Il convient de souligner que ces sciences neuves, assujetties à une méthode déterminée, se constituaient en réaction contre la philosophie, qui restait une libre réflexion. Cette opposition est d'autant plus nette que la science est de constitution récente et par conséquent davantage menacée par les spéculations philosophiques qui avaient inauguré la recherche. C'est ainsi que Durkheim, dans Les règles de la méthode sociologique, souligne que les faits sociaux doivent "être traités comme des choses". Pour lui, la chose est un fait, relevant du déterminisme et par conséquent soumise à une loi qu'il convient de découvrir et de vérifier par les méthodes convenables. Elle s'oppose à l'idée, fruit d'une pure réflexion, indépendante des procédures scientifiques de preuve.

C'est donc en s'opposant à la philosophie, que les sciences particulières parviennent à s'en distinguer et à conquérir leur autonomie. Sans doute, au fur et à mesure que l'on s'éloigne de la connaissance de la matière, cette prétention à constituer un savoir autonome, fondé sur des lois, objectivement vérifiées ou du moins ayant subi avec succès l'épreuve de la "falsification", [5] apparaît moins légitime. Nul ne conteste, de nos jours, l'autonomie de la physique, discipline philosophique à l'époque d'Aristote. Mais, celle de la psychologie, une des dernières nées parmi les sciences actuelles, fait davantage problème.[6] Cependant, quoi qu'il en soit, les sciences particulières sont toutes nées du souci d'accéder à la vérité, dans un domaine particulier, par une procédure objective que chacun peut reprendre à son propre compte. Elle s'opposent, par là, à la philosophie conçue comme une réflexion libre, c'est-à-dire non assujettie à des règles contraignantes d'investigation et de vérification. L'avènement des sciences particulières a donc cantonné, par le fait même, la philosophie en une recherche de vérité, en dehors de la science.

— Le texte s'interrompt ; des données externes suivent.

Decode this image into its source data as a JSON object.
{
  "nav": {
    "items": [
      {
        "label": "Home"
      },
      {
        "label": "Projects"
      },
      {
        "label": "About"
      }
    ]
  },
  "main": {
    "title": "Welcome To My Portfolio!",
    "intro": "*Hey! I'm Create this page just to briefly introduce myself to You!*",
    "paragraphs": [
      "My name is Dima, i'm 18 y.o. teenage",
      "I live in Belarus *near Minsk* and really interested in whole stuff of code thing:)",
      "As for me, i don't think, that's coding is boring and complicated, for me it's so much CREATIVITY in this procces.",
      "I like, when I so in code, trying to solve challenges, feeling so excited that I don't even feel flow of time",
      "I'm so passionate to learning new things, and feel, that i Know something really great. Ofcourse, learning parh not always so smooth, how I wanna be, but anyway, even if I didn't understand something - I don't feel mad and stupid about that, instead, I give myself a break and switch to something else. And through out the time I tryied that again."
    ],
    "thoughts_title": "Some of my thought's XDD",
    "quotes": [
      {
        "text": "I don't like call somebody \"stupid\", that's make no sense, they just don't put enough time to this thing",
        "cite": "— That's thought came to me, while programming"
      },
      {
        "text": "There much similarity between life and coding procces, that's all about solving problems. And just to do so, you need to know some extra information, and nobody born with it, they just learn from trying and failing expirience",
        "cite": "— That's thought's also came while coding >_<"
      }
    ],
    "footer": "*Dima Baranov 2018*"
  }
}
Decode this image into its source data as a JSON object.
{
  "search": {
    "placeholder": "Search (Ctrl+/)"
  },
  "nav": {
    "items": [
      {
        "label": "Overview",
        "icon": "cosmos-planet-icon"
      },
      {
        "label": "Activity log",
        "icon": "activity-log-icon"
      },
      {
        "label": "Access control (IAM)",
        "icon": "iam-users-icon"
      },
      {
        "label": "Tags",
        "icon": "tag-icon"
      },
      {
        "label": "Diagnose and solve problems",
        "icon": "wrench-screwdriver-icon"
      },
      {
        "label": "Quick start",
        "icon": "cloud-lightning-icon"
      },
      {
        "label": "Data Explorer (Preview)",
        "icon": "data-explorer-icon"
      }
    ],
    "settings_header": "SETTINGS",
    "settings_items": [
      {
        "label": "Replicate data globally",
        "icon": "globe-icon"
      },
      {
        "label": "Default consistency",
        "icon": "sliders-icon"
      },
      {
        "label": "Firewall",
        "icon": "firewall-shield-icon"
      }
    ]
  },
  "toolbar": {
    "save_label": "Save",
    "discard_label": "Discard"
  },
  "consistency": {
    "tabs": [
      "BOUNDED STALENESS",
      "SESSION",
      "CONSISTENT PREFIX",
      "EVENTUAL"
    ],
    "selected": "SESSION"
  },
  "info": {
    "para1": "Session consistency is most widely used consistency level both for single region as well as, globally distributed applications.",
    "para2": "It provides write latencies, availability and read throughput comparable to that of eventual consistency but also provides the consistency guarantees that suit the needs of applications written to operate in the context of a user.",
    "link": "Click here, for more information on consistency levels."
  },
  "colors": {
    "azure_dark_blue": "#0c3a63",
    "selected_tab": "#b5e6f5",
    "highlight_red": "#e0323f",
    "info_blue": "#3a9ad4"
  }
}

À première vue, cette définition de la philosophie semble la reléguer dans le domaine des vaines spéculations. Il n'en est rien cependant et cela pour deux raisons.

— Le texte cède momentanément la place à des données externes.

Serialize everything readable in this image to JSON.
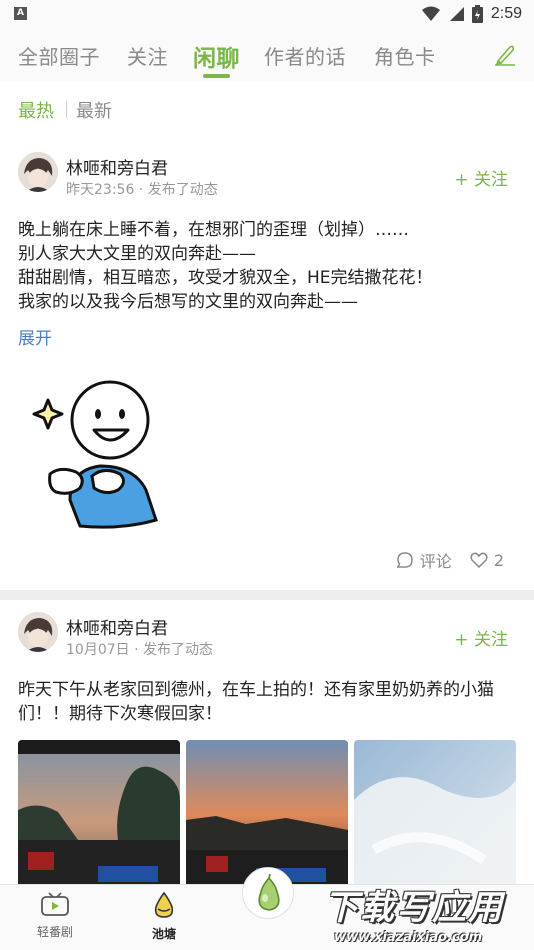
{
  "status_bar": {
    "time": "2:59",
    "left_icon": "A"
  },
  "top_nav": {
    "tabs": [
      {
        "label": "全部圈子",
        "active": false
      },
      {
        "label": "关注",
        "active": false
      },
      {
        "label": "闲聊",
        "active": true
      },
      {
        "label": "作者的话",
        "active": false
      },
      {
        "label": "角色卡",
        "active": false
      }
    ],
    "right_icon": "write-pen-icon"
  },
  "sub_nav": {
    "hot": "最热",
    "new": "最新"
  },
  "posts": [
    {
      "author": "林咂和旁白君",
      "meta": "昨天23:56 · 发布了动态",
      "follow": "+ 关注",
      "text": [
        "晚上躺在床上睡不着，在想邪门的歪理（划掉）……",
        "别人家大大文里的双向奔赴——",
        "甜甜剧情，相互暗恋，攻受才貌双全，HE完结撒花花！",
        "我家的以及我今后想写的文里的双向奔赴——"
      ],
      "expand": "展开",
      "comment_label": "评论",
      "like_count": "2"
    },
    {
      "author": "林咂和旁白君",
      "meta": "10月07日 · 发布了动态",
      "follow": "+ 关注",
      "text": [
        "昨天下午从老家回到德州，在车上拍的！还有家里奶奶养的小猫",
        "们！！期待下次寒假回家！"
      ]
    }
  ],
  "bottom_bar": {
    "items": [
      {
        "label": "轻番剧",
        "icon": "tv-icon"
      },
      {
        "label": "池塘",
        "icon": "pond-icon",
        "active": true
      }
    ],
    "center_icon": "pear-icon"
  },
  "watermark": {
    "title": "下载写应用",
    "url": "www.xiazaixiao.com"
  },
  "colors": {
    "accent": "#7ab648",
    "link": "#4a7fbf",
    "muted": "#8a8a8a"
  }
}
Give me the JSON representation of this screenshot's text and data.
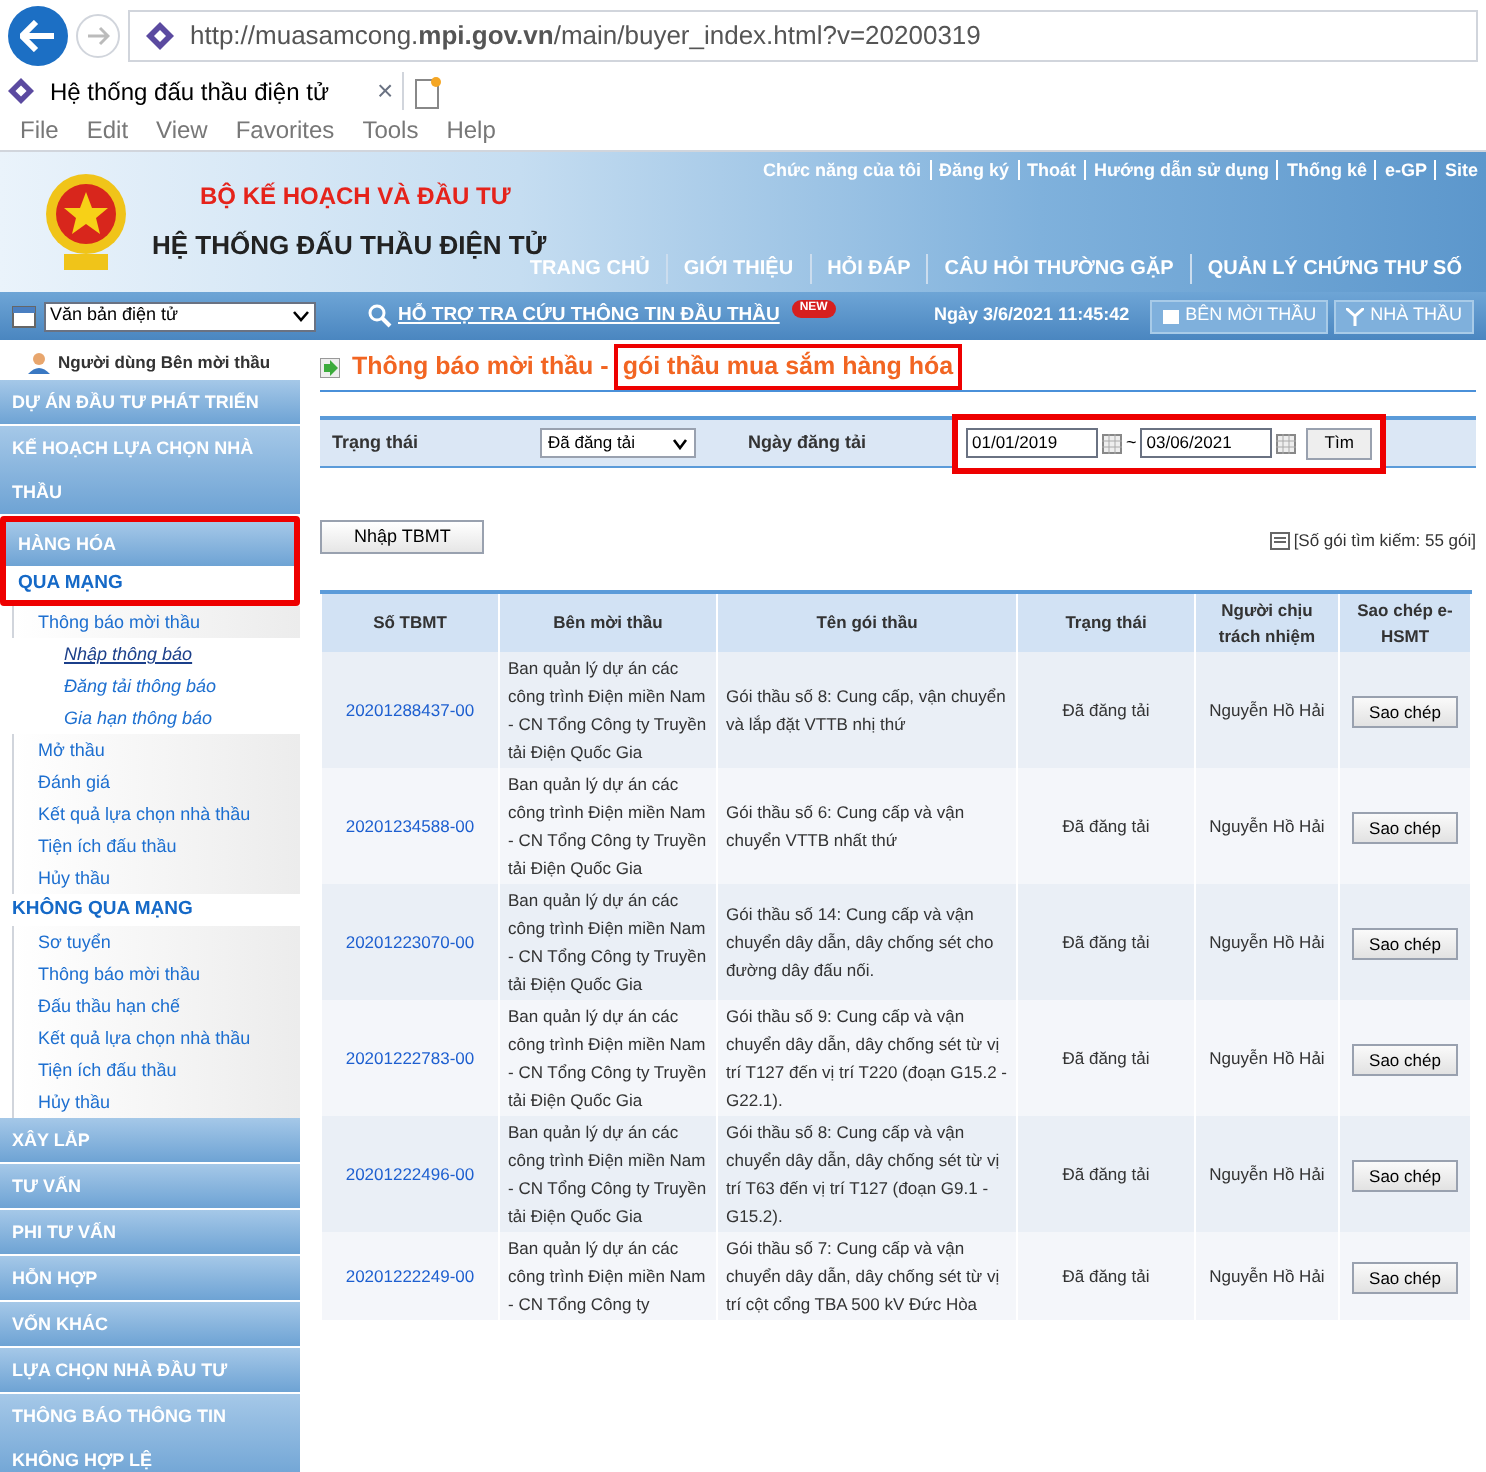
{
  "browser": {
    "url": "http://muasamcong.**mpi.gov.vn**/main/buyer_index.html?v=20200319",
    "tab_title": "Hệ thống đấu thầu điện tử",
    "tab_close": "×",
    "menu": [
      "File",
      "Edit",
      "View",
      "Favorites",
      "Tools",
      "Help"
    ]
  },
  "header": {
    "ministry": "BỘ KẾ HOẠCH VÀ ĐẦU TƯ",
    "system": "HỆ THỐNG ĐẤU THẦU ĐIỆN TỬ",
    "top_links": [
      "Chức năng của tôi",
      "Đăng ký",
      "Thoát",
      "Hướng dẫn sử dụng",
      "Thống kê",
      "e-GP",
      "Site"
    ],
    "nav": [
      "TRANG CHỦ",
      "GIỚI THIỆU",
      "HỎI ĐÁP",
      "CÂU HỎI THƯỜNG GẶP",
      "QUẢN LÝ CHỨNG THƯ SỐ"
    ]
  },
  "toolbar": {
    "select": "Văn bản điện tử",
    "help_link": "HỖ TRỢ TRA CỨU THÔNG TIN ĐẦU THẦU",
    "badge": "NEW",
    "datetime": "Ngày 3/6/2021 11:45:42",
    "buttons": [
      "BÊN MỜI THẦU",
      "NHÀ THẦU"
    ]
  },
  "sidebar": {
    "user": "Người dùng Bên mời thầu",
    "entries": [
      {
        "kind": "section",
        "label": "DỰ ÁN ĐẦU TƯ PHÁT TRIỂN",
        "highlighted": false
      },
      {
        "kind": "section",
        "label": "KẾ HOẠCH LỰA CHỌN NHÀ THẦU",
        "highlighted": false
      },
      {
        "kind": "section",
        "label": "HÀNG HÓA",
        "highlighted": true
      },
      {
        "kind": "group",
        "label": "QUA MẠNG",
        "highlighted": true
      },
      {
        "kind": "item",
        "label": "Thông báo mời thầu",
        "highlighted": false,
        "children": [
          {
            "label": "Nhập thông báo",
            "selected": true
          },
          {
            "label": "Đăng tải thông báo",
            "selected": false
          },
          {
            "label": "Gia hạn thông báo",
            "selected": false
          }
        ]
      },
      {
        "kind": "item",
        "label": "Mở thầu",
        "highlighted": false
      },
      {
        "kind": "item",
        "label": "Đánh giá",
        "highlighted": false
      },
      {
        "kind": "item",
        "label": "Kết quả lựa chọn nhà thầu",
        "highlighted": false
      },
      {
        "kind": "item",
        "label": "Tiện ích đấu thầu",
        "highlighted": false
      },
      {
        "kind": "item",
        "label": "Hủy thầu",
        "highlighted": false
      },
      {
        "kind": "group",
        "label": "KHÔNG QUA MẠNG",
        "highlighted": false
      },
      {
        "kind": "item",
        "label": "Sơ tuyển",
        "highlighted": false
      },
      {
        "kind": "item",
        "label": "Thông báo mời thầu",
        "highlighted": false
      },
      {
        "kind": "item",
        "label": "Đấu thầu hạn chế",
        "highlighted": false
      },
      {
        "kind": "item",
        "label": "Kết quả lựa chọn nhà thầu",
        "highlighted": false
      },
      {
        "kind": "item",
        "label": "Tiện ích đấu thầu",
        "highlighted": false
      },
      {
        "kind": "item",
        "label": "Hủy thầu",
        "highlighted": false
      },
      {
        "kind": "section",
        "label": "XÂY LẮP",
        "highlighted": false
      },
      {
        "kind": "section",
        "label": "TƯ VẤN",
        "highlighted": false
      },
      {
        "kind": "section",
        "label": "PHI TƯ VẤN",
        "highlighted": false
      },
      {
        "kind": "section",
        "label": "HỖN HỢP",
        "highlighted": false
      },
      {
        "kind": "section",
        "label": "VỐN KHÁC",
        "highlighted": false
      },
      {
        "kind": "section",
        "label": "LỰA CHỌN NHÀ ĐẦU TƯ",
        "highlighted": false
      },
      {
        "kind": "section",
        "label": "THÔNG BÁO THÔNG TIN KHÔNG HỢP LỆ",
        "highlighted": false
      }
    ]
  },
  "page_title": {
    "text": "Thông báo mời thầu -",
    "highlighted_text": "gói thầu mua sắm hàng hóa"
  },
  "filter": {
    "status_label": "Trạng thái",
    "status_value": "Đã đăng tải",
    "date_label": "Ngày đăng tải",
    "date_from": "01/01/2019",
    "separator": "~",
    "date_to": "03/06/2021",
    "search_button": "Tìm",
    "date_highlighted": true
  },
  "new_button": "Nhập TBMT",
  "result_count": "[Số gói tìm kiếm: 55 gói]",
  "table": {
    "columns": [
      "Số TBMT",
      "Bên mời thầu",
      "Tên gói thầu",
      "Trạng thái",
      "Người chịu trách nhiệm",
      "Sao chép e-HSMT"
    ],
    "rows": [
      {
        "code": "20201288437-00",
        "inviter": "Ban quản lý dự án các công trình Điện miền Nam - CN Tổng Công ty Truyền tải Điện Quốc Gia",
        "package": "Gói thầu số 8: Cung cấp, vận chuyển và lắp đặt VTTB nhị thứ",
        "status": "Đã đăng tải",
        "person": "Nguyễn Hồ Hải",
        "action": "Sao chép"
      },
      {
        "code": "20201234588-00",
        "inviter": "Ban quản lý dự án các công trình Điện miền Nam - CN Tổng Công ty Truyền tải Điện Quốc Gia",
        "package": "Gói thầu số 6: Cung cấp và vận chuyển VTTB nhất thứ",
        "status": "Đã đăng tải",
        "person": "Nguyễn Hồ Hải",
        "action": "Sao chép"
      },
      {
        "code": "20201223070-00",
        "inviter": "Ban quản lý dự án các công trình Điện miền Nam - CN Tổng Công ty Truyền tải Điện Quốc Gia",
        "package": "Gói thầu số 14: Cung cấp và vận chuyển dây dẫn, dây chống sét cho đường dây đấu nối.",
        "status": "Đã đăng tải",
        "person": "Nguyễn Hồ Hải",
        "action": "Sao chép"
      },
      {
        "code": "20201222783-00",
        "inviter": "Ban quản lý dự án các công trình Điện miền Nam - CN Tổng Công ty Truyền tải Điện Quốc Gia",
        "package": "Gói thầu số 9: Cung cấp và vận chuyển dây dẫn, dây chống sét từ vị trí T127 đến vị trí T220 (đoạn G15.2 - G22.1).",
        "status": "Đã đăng tải",
        "person": "Nguyễn Hồ Hải",
        "action": "Sao chép"
      },
      {
        "code": "20201222496-00",
        "inviter": "Ban quản lý dự án các công trình Điện miền Nam - CN Tổng Công ty Truyền tải Điện Quốc Gia",
        "package": "Gói thầu số 8: Cung cấp và vận chuyển dây dẫn, dây chống sét từ vị trí T63 đến vị trí T127 (đoạn G9.1 - G15.2).",
        "status": "Đã đăng tải",
        "person": "Nguyễn Hồ Hải",
        "action": "Sao chép"
      },
      {
        "code": "20201222249-00",
        "inviter": "Ban quản lý dự án các công trình Điện miền Nam - CN Tổng Công ty",
        "package": "Gói thầu số 7: Cung cấp và vận chuyển dây dẫn, dây chống sét từ vị trí cột cổng TBA 500 kV Đức Hòa",
        "status": "Đã đăng tải",
        "person": "Nguyễn Hồ Hải",
        "action": "Sao chép"
      }
    ]
  }
}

Passons rapidement sur la première qui intéresse surtout le spécialiste. Ce serait, en effet, une naïveté de fonder sur la réussite de la science l'espoir qu'elle peut nous révéler le secret du monde. La science ne confisque pas le savoir à son seul profit ; elle constitue seulement, dans le monde moderne, un type de savoir incontournable en fonction duquel tout projet de connaître c'est-à-dire toute philosophie devra être défini. Mais, même une pensée qui l'institue comme seule connaissance valable s'en distingue pour la peser : le jugement qui ratifie la science seule n'est pas un jugement scientifique. Et, il faudra, dans cette perspective, décider si la science n'est que relative ou atteint l'absolu : cet examen de la portée de la science est en dehors de son domaine et relève de la philosophie comme en témoignent, entre autres, les spéculations de Kant et de Comte.

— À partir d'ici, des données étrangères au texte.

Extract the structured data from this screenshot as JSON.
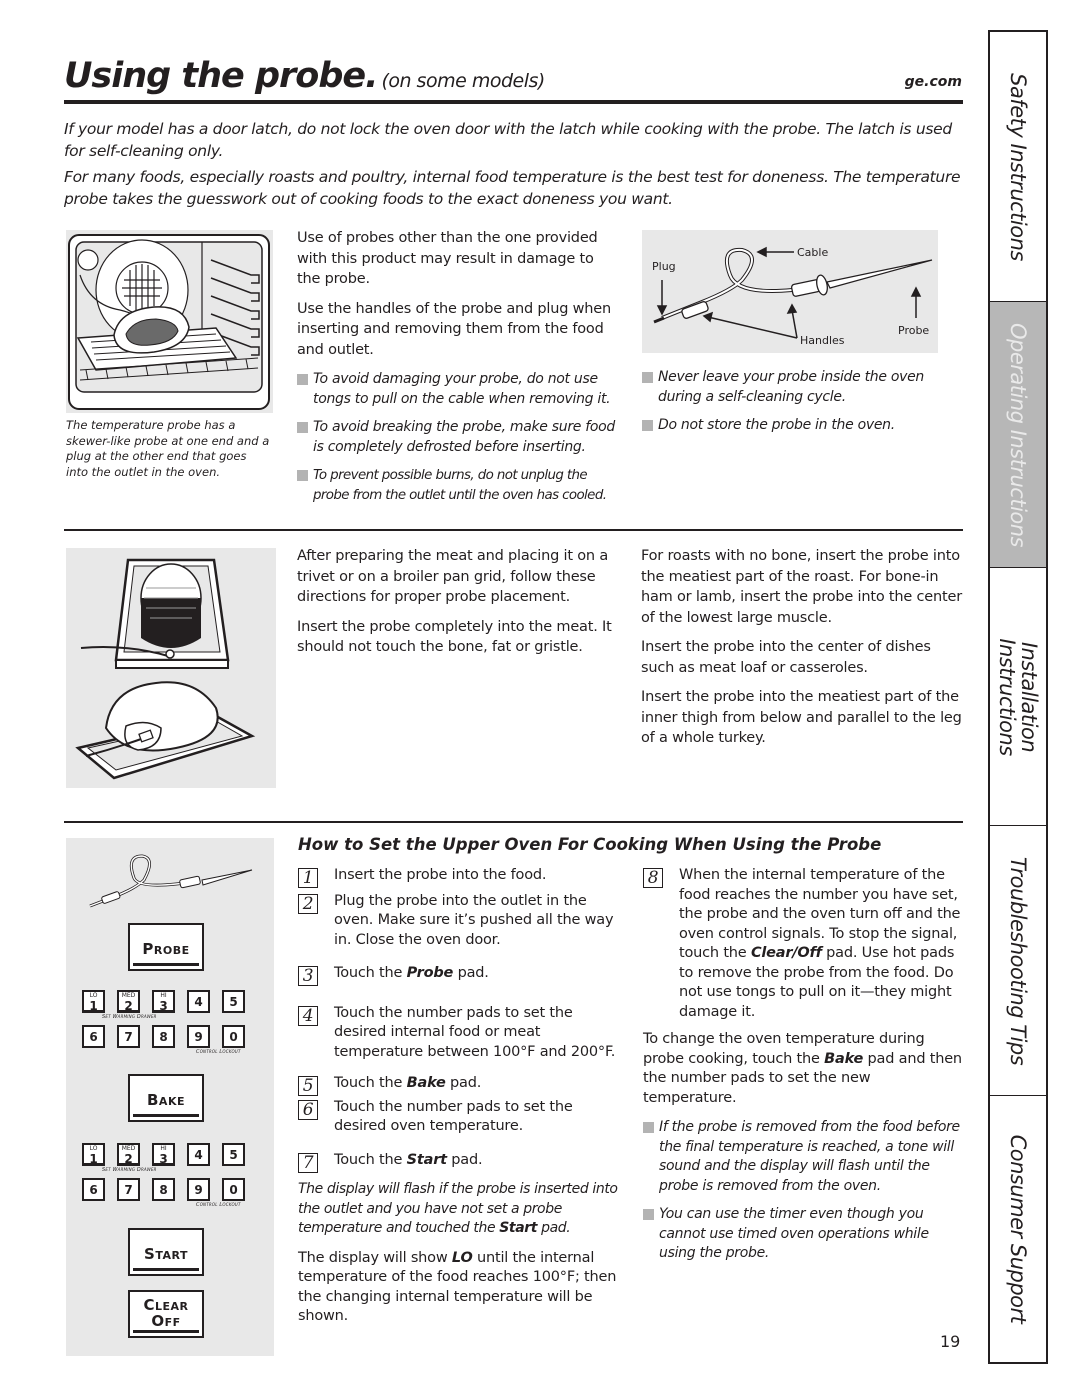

Mais la légitimité d'une pensée philosophique spécifique s'impose plus encore si la réflexion autorise une approche du réel autre que la science. Ainsi, on peut penser avec Platon ou Leibniz que si la science nous révèle les causes, elle se tait sur les raisons qu'il appartient au philosophe d'élucider ; ou bien, avec Bergson, qu'elle est incapable d'appréhender la durée, étoffe de l'esprit, saisie seulement par l'intuition ; ou encore, comme l'affirme Heidegger, que cantonnée dans les régions de l'étant, elle "ne pense pas" car elle n'appréhende pas l'être. Bref, le succès de la science ne démode pas la philosophie mais situe dans une perspective nouvelle le problème de la connaissance, question éternelle de la philosophie.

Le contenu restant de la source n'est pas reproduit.